Organization

Arts Village gallery can stay open all winter

By Bill Chapin
Sunday, October 25, 2009

October 25, 2009

One of the biggest complaints among the artists living at Armory Arts Village has been the lack of heat in the Grand Gallery.

Last winter the hall was closed from November to May, upsetting artists who moved into the building with the idea they would have a place to display their work year-round.

That scenario won’t be repeated. Last week workers began installing a radiant heating system that will allow the gallery to be used through the winter.

The Enterprise Group, Jackson County’s economic-development agency, is paying for the system out of its budget. The total cost is expected to be about $40,000, President and CEO Scott Fleming said.

“It hurts,” Fleming said, but keeping the gallery open was a priority for the agency.

For artists, the heating system is a step in the right direction, but questions remain about the room’s availability.

“It’s encouraging,” artist Jean Weir said, but “there’s a lot of unknowns.”

The Enterprise Group has contracted Fancy Schmancy Events, an event-planning company based at the neighboring Art 634 development, to coordinate use of the gallery. Owner Chris LaRock Gorton said her job will be a combination of handling booking for outside groups that want to use the gallery and working with Armory Arts Village residents and others in the community to plan events.

“Lots of ideas have been talked about, and now we can realize some of that ... without freezing our tails,” LaRock Gorton said.

“We’re going to take small steps but dream big,” she said. “It would be great if we can make this a central part of happenings in our community.”

The heating system is similar to those used to heat such large spaces as warehouses and hockey arenas, Fleming said.

Fleming said the temperature will be maintained at about 55 degrees when the gallery is not in use and turned up to 70 degrees during events.

The cost will be significantly less expensive then what it would have cost to heat the former drill hall — which is 250-by-50 feet with 44-foot-high ceilings — with the building’s existing boiler system. The bills could have been as high as $10,000 a month in the winter, Fleming said.

“We had to find a way of heating it economically,” he said.

In May when the Jackson City Council approved the second phase of the Armory Arts project, Fleming said that fees from the development would be used to buy the heating system and pay utilities, but an agreement with project developer Excel Realty Group of Shaker Heights, Ohio, was never reached.

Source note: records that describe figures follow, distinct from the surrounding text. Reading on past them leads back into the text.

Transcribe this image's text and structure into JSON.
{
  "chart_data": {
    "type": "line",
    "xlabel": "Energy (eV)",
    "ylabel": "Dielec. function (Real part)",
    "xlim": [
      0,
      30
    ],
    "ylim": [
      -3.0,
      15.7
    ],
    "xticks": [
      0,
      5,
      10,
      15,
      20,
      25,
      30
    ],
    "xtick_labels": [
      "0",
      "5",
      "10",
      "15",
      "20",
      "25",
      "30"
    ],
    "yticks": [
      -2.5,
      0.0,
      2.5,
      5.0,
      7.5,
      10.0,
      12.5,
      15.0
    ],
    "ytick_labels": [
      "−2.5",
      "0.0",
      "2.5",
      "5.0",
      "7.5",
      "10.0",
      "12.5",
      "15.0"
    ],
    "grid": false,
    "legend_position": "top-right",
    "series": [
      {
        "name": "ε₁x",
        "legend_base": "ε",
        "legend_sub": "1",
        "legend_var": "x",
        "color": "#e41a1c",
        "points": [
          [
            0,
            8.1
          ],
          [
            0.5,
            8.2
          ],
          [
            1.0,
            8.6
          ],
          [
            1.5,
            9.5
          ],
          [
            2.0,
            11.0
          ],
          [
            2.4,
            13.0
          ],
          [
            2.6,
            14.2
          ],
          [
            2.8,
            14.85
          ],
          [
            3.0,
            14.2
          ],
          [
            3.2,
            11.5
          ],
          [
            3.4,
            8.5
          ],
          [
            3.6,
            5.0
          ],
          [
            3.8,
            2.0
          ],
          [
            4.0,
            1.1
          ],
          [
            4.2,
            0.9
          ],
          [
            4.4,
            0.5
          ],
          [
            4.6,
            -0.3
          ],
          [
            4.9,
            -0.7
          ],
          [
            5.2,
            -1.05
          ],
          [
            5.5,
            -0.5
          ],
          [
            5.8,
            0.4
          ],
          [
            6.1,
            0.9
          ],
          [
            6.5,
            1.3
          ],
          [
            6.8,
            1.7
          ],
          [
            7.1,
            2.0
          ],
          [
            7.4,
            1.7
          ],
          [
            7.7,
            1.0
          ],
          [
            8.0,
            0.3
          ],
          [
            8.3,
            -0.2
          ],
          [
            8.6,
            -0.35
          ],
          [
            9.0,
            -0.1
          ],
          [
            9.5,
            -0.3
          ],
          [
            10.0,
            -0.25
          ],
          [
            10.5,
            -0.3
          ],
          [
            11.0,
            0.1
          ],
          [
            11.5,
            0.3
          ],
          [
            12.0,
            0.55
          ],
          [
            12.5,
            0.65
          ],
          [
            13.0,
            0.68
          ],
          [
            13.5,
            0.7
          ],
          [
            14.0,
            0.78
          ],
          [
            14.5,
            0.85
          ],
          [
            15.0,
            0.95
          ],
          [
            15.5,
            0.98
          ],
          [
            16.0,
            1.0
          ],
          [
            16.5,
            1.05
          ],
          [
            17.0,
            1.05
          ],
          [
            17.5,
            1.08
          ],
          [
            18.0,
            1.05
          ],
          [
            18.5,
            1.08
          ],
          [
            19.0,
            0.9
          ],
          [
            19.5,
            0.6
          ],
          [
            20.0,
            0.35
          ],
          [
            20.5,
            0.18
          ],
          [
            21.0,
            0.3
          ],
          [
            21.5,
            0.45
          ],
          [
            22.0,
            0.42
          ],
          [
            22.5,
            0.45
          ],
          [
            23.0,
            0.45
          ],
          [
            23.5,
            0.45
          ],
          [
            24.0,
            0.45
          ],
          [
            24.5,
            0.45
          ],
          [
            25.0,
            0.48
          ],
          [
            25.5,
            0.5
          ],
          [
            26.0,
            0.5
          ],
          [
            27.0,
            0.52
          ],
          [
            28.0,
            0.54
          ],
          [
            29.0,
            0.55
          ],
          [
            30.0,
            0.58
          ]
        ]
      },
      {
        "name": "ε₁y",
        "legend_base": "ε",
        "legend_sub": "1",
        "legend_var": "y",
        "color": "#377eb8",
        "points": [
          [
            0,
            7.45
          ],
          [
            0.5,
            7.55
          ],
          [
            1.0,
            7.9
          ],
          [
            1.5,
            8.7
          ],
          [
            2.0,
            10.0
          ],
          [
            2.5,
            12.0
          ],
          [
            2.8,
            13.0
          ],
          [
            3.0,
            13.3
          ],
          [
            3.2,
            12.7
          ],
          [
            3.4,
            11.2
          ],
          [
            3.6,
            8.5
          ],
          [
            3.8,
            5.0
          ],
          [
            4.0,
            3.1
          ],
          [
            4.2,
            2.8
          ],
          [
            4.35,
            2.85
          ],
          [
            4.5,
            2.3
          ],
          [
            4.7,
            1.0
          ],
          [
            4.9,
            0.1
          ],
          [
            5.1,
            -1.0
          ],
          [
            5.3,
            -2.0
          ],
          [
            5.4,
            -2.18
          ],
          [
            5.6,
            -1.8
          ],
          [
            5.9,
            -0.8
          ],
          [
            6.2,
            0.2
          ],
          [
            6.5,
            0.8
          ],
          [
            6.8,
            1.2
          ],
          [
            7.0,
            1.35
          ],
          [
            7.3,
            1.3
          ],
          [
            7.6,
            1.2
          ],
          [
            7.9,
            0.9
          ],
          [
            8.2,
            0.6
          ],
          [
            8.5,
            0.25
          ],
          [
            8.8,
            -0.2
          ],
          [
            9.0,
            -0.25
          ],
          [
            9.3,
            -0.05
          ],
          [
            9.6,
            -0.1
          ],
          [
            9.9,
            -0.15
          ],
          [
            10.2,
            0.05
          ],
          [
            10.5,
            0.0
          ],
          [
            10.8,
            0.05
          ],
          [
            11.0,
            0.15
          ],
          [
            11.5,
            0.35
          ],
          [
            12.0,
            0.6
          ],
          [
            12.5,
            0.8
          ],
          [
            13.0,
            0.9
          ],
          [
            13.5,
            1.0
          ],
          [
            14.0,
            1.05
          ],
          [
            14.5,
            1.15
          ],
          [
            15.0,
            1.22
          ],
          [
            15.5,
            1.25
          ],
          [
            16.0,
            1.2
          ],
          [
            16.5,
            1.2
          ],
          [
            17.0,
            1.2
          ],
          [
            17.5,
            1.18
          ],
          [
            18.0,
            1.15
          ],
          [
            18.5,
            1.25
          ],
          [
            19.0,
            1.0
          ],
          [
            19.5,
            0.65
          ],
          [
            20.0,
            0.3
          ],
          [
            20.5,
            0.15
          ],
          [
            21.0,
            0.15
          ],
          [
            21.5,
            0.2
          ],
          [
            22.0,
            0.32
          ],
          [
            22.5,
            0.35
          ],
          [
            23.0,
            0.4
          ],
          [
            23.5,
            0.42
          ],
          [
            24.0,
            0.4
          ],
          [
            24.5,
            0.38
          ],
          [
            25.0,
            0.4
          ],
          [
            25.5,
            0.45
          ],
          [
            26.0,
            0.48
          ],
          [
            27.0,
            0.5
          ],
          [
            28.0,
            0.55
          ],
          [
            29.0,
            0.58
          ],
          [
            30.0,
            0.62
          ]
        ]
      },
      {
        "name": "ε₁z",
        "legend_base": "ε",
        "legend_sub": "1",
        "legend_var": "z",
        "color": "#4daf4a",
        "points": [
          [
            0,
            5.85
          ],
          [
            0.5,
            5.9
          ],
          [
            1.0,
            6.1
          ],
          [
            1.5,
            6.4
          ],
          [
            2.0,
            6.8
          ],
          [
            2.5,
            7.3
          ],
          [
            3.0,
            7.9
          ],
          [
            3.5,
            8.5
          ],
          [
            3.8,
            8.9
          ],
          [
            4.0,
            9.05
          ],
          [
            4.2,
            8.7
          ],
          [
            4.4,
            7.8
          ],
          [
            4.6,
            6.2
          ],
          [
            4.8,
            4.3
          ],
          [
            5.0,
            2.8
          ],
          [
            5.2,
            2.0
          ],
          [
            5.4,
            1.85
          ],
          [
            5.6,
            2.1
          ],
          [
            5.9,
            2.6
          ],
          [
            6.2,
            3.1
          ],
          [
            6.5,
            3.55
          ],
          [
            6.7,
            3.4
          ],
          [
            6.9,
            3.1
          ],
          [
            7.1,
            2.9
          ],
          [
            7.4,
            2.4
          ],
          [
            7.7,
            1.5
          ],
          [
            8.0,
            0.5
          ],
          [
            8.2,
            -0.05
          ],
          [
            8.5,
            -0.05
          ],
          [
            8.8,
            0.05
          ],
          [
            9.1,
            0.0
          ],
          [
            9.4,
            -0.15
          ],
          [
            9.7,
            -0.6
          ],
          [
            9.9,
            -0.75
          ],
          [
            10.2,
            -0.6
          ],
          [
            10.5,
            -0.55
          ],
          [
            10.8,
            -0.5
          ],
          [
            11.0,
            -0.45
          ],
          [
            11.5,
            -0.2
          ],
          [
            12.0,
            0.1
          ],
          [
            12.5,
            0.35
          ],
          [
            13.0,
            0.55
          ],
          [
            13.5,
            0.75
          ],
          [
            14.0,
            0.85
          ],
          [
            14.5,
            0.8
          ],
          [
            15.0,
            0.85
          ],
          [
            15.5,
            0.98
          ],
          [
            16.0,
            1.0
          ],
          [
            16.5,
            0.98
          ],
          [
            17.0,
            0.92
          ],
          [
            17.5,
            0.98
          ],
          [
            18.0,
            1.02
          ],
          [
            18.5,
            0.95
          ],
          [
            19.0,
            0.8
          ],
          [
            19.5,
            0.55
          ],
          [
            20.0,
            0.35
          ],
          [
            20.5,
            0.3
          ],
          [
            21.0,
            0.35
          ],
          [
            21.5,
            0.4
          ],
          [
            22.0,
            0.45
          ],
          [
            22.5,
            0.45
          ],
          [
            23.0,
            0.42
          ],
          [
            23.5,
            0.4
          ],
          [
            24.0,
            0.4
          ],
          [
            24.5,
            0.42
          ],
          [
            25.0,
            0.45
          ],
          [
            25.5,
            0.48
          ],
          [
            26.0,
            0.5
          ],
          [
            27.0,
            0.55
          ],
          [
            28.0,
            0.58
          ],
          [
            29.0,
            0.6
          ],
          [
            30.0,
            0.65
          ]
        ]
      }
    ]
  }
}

Instead The Enterprise Group will be looking at use of the hall to generate income to cover expenses.

What’s still unclear to artists is what that means as far as their ability to plan exhibits in the hall.

“We can’t make any plans until we know the format (and) if we’re going to be charged,” Weir said. “We need quite a bit of time to plan, and right now we’re stuck without being able to make a commitment.”

At least one thing looks certain: The arts complex’s Fourth Friday Open Studio nights will continue. The Enterprise Group is budgeting $500 to cover utilities for such events as the monthly open houses.

Construction of the second phase was to have started this year but has been pushed back to the spring because of environmental contamination on the site, Fleming said. The developer and The Enterprise Group are waiting to hear from the Michigan State Housing Development Authority to determine what it will take to clean the site and comply with state and federal regulations.

When completed, the second phase will be a mixed-use development with 49 housing units for people age 55 and older, retail and gallery space, an outdoor plaza and additional parking.

Also in the works is a new Web site for the complex to market it to new artists and allow current residents to network with each other and sell their work online.